Penned 4 years ago. It will take about 1:35 to read.
It was 78°F in San Diego, CA with scattered clouds. Against All Odds by Phil Collins was playing.
As I have been carving away at the lump of raw clay that is my first novel, I have become acquainted with the virtue of routine.
Traditionally I have not been a fan of routine. I hate planning things out in my personal life. From a professional perspective, I like routine, process, and planning, when I'm NOT at work I like spontaneity and a little chaos.
While this is great from the perspective of a lazy Saturday, it turns out that when you are trying to write a supernatural epic of universe altering proportions, it is uncool.

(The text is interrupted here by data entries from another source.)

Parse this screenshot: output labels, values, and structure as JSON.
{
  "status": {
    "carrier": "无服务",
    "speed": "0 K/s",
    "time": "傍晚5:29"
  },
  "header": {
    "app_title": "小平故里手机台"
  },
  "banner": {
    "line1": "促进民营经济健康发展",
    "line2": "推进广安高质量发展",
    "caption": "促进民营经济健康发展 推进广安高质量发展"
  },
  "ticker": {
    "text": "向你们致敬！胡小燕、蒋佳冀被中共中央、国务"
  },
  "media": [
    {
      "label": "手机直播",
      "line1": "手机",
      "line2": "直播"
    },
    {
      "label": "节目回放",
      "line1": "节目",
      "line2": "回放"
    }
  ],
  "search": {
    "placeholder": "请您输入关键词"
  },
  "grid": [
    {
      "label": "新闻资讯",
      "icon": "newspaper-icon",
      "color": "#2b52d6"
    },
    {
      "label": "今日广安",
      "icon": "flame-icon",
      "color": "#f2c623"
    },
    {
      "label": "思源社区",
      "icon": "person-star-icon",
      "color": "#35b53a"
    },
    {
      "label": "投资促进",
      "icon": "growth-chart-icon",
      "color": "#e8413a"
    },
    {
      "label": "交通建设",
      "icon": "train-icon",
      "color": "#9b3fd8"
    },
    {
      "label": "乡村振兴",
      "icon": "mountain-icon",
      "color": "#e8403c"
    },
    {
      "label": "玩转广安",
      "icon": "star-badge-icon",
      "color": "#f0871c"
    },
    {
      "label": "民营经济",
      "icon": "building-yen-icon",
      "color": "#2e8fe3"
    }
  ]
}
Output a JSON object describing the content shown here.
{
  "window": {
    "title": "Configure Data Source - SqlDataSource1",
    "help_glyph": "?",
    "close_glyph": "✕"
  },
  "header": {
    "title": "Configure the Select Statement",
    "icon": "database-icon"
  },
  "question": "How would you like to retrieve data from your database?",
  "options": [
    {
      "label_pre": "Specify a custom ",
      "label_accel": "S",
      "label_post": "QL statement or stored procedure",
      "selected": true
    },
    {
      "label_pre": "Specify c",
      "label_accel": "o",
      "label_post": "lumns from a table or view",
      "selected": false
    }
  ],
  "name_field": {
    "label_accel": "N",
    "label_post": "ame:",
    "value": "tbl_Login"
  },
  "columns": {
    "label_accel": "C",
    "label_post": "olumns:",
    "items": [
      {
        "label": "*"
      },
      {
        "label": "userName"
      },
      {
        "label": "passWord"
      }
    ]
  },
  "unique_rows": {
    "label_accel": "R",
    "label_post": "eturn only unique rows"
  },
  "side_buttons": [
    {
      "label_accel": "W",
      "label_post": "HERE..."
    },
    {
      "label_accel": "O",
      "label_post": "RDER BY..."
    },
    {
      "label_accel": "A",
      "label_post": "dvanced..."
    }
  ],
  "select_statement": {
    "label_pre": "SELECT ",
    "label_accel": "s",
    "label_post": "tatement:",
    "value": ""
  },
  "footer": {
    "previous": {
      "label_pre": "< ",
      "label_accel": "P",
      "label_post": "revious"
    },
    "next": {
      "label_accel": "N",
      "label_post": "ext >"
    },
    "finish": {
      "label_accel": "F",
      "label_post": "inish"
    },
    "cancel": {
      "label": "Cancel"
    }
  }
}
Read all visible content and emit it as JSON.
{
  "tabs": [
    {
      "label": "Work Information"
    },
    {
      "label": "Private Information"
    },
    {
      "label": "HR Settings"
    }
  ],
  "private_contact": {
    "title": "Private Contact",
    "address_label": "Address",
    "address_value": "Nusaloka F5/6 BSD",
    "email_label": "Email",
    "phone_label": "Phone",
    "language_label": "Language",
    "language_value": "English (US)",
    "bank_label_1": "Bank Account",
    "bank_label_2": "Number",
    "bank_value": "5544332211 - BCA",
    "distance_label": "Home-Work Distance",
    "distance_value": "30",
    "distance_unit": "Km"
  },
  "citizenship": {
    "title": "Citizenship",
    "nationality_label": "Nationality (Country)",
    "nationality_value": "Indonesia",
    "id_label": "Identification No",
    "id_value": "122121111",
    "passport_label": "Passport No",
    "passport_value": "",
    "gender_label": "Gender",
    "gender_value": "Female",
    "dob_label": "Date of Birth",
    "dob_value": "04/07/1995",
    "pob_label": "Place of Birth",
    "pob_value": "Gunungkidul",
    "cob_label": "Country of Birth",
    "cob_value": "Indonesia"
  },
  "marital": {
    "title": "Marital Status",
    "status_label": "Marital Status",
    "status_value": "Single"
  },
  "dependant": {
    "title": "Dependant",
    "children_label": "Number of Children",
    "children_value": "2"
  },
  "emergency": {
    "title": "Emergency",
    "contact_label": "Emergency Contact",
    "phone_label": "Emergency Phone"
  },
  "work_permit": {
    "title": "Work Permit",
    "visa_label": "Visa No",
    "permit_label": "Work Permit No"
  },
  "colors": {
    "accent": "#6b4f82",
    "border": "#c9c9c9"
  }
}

Now I get this isn't a universal truth, so don't misunderstand. I know many writers that thrive in unpredictability and chaos. I had assumed I would be one, but as I have found, that isn't quite true.
I say quite because it turns out that I need a routine, but one that places me in a location of chaos on the same general day and time. I thrive in chaos, alway have and I assume I always will.
But to make any real progress on something like a manuscript for the great American novel, one must engage in routine. And so I did. It's been amazing seeing the difference between how it felt to write before I instituted my new routine, and how it feels after.
I am now looking forward to Saturday morning at my writing spot, full of chaotic sights and sounds, full of things to distract. Amazingly I find the act of fighting to focus increases my ability to write dramatically.
It's like a +20 to my creativity.
I guess the point to all of this is simply, don't be afraid to embrace what is uncomfortable. If you crave order and quiet, try out a place of chaos. If you live for chaos as I do, try throwing some order in the middle. You might be surprised what you find.